Former Indian cricketers Aakash Chopra and Robin Uthappa have predicted that Pakistan will win the ICC T20 World Cup semi-final clash against Australia today (Thursday). 

“They are the only team yet to lose a game in this World Cup,” said Chopra, a former Indian cricketer, on his YouTube channel. 

Chopra said that in today’s match, spinners Shadab Khan and Adam Zampa will play a key role in the match alongside pacers Mitchell Starc and Shaheen Shah Afridi. 

“Two or more wickets will fall in the two powerplays. Both teams will attack with the new ball. Second, I believe left-arm seamers – Mitchell Starc and Shaheen Shah Afridi – will clinch three or more wickets together at various stages of the game,” he said. 

However, he said that Pakistan, despite being an Asian team, did not play leg-spin “as well as they should.”

Another former Indian cricketer, Robin Uthappa, said history “will not repeat itself”, adding that Pakistan are likely to win today’s match. 

In a video uploaded on the social media platform Koo, Uthappa, however, said that Australia is a dangerous team which is evident from the fact that they have already won a plethora of ICC tournaments in the past. 

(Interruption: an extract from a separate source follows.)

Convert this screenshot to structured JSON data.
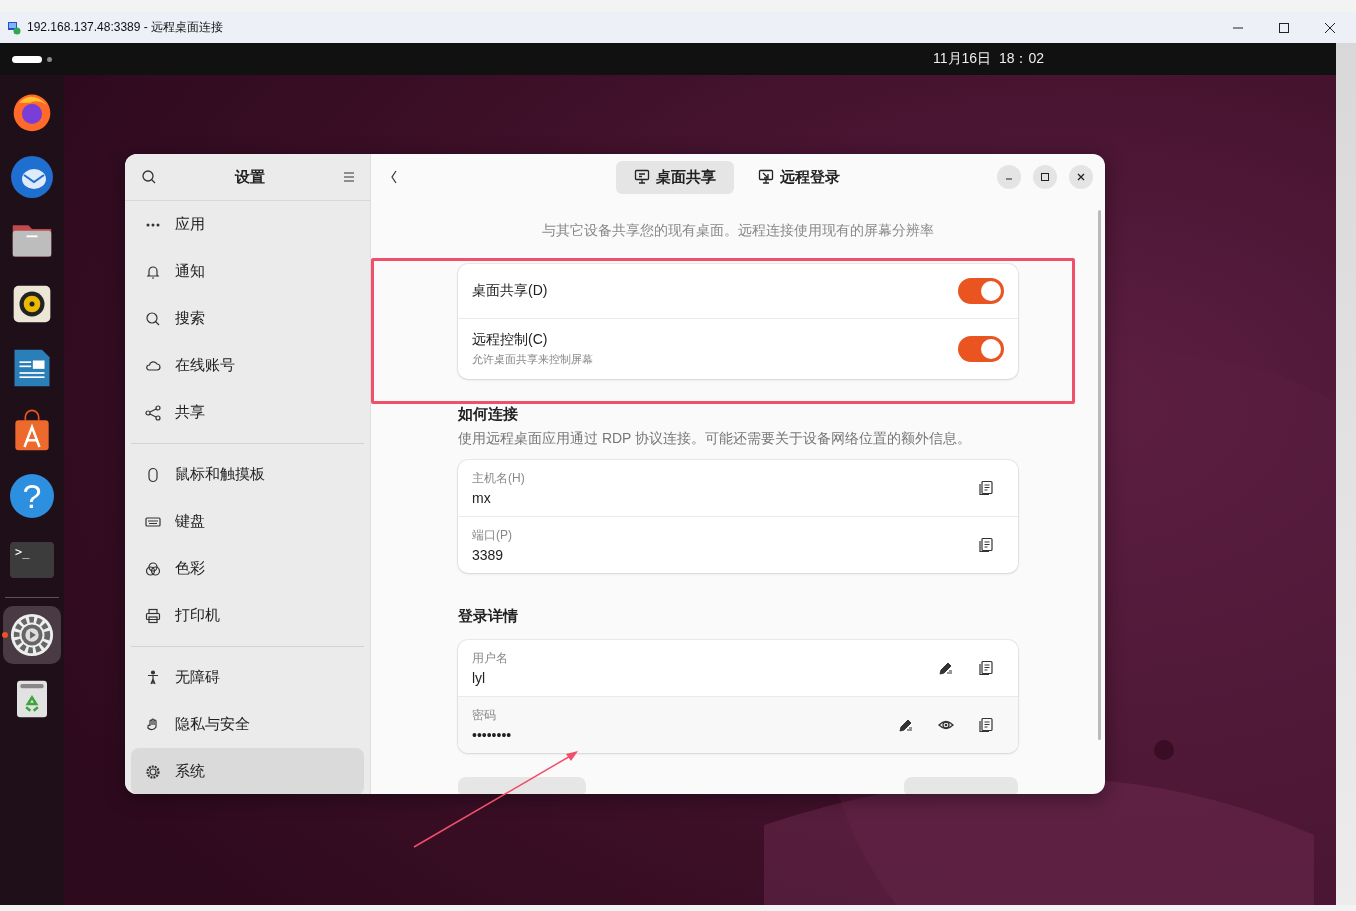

“The openers have been in good form and with a balanced bowling attack, they can beat any team on their day,” he said. 

Uthappa was part of the Indian cricket team that beat Pakistan two times in the ICC T20 World Cup 2007 and one of the three bowlers who hit the stumps thrice. 

Pakistan take on Australia today in semi-final clash

The second semi-final of the ICC’s T20 World Cup will be played today (Thursday) in Dubai where Pakistan and Australia will struggle to get through to the final with New Zealand.

The match will begin at 7pm PST at the Dubai International Stadium.

In a virtual press conference two days back, Babar Azam said he was confident that the Men in Green will maintain the momentum and perform well against Australia in the semi-final.

Some minor flaws have been pointed out in all the matches which sometimes relate to batting and sometimes bowling, Babar said.

He said sometimes fielding lapses were also noted. “It is good that we are trying to fix these issues,” he said.